What happens if things start to slip? We’ve got the chairman, the board, the manager, the players (give or take) but we’ve got absolutely nobody to blame. That’s quite scary, because during the years of ‘him’ being in charge, a lot of us thought (and according to some of the posts on this site’s forum, still think) that once ‘he’ was gone, Aston Villa Football Club would be back among the big boys within a few seasons.

If that doesn’t happen – although even at the end of this season we’ll still be a work in progress – will we have to accept that we’ll never get to the top again? I’m sure no real Villa fan would ever accept that, but our lack of safety-net does seem to increase the chances of falling back down to earth with a bump.

Worse case scenario but as I always say: ‘Expect the very worst in life, and then anything else is a bonus!’


3 Replies to “Villa Fans Keeping The Faith?”

  • Sod the safety net, shoot for the stars.

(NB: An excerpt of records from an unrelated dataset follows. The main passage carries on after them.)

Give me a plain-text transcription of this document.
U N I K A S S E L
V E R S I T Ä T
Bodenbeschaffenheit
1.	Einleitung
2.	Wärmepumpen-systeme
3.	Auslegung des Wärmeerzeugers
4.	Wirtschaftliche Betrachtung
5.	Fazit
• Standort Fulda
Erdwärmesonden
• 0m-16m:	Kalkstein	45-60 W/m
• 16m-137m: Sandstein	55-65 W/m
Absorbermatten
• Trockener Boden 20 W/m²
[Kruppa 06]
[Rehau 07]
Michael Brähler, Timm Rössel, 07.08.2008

I do not want to have excuses. Football is a cut throat world. I have belief in the board (it is not often that we have been able to say that) and if it doesn’t happen on the pitch then it will be easy to identify the weakness. At the moment there are player weaknesses, in that we do not have a big enough squad to cope with a full season and are particularly light in certain areas. Hopefully this is an area that will be rectified. The other weakness is ………… us …… the supporters. Not enough of us are doing our bit to buy enough tickets. A sold out VP means the club become more business, sponsorship, partner and media attractive. These are the real people who provide the cash for Villa to progress. Randy has helped us restore faith and provided a certain amount of funding, but that will not continue indefinitely. The club have done everything possible to increase supporter numbers. However there are only a finite number of organisations who will invest big money in football teams. These companies will look at where they can get the best return. Do they choose to spend their money at the 10 clubs who have sold more S T’s than we have. Or do they choose us? We are competing for the same corporate money (the money that really makes a difference because match revenue will only account for about 12% of turnover next season) as teams who regularly fill their stadiums, many of which are bigger than VP. We have to do our bit ……. and at the moment we are badly lacking in fan numbers, even though it looks like we will have record S T numbers. So personally I do not care about a ‘safety net’ but it would be a bit hypocritical if fans complain about what happens on the pitch, if they are not doing their bit off it.

  • Certainly an interesting few years ahead of us, 4th spot might well be there for the taking with the problems at Arsenal (if Wenger goes especially) but there are several other clubs with money / fans etc who could just as easily take that spot.

  • The safety net has always been and will continue to be – blame the manager/chairman – Thats football and the price every manager pays for not delivering on expectation. So long as the manager has been given a fair go with no interferance from the boadroom then like any business you stand or fall by your results. Thats life and in life there are no guarentees.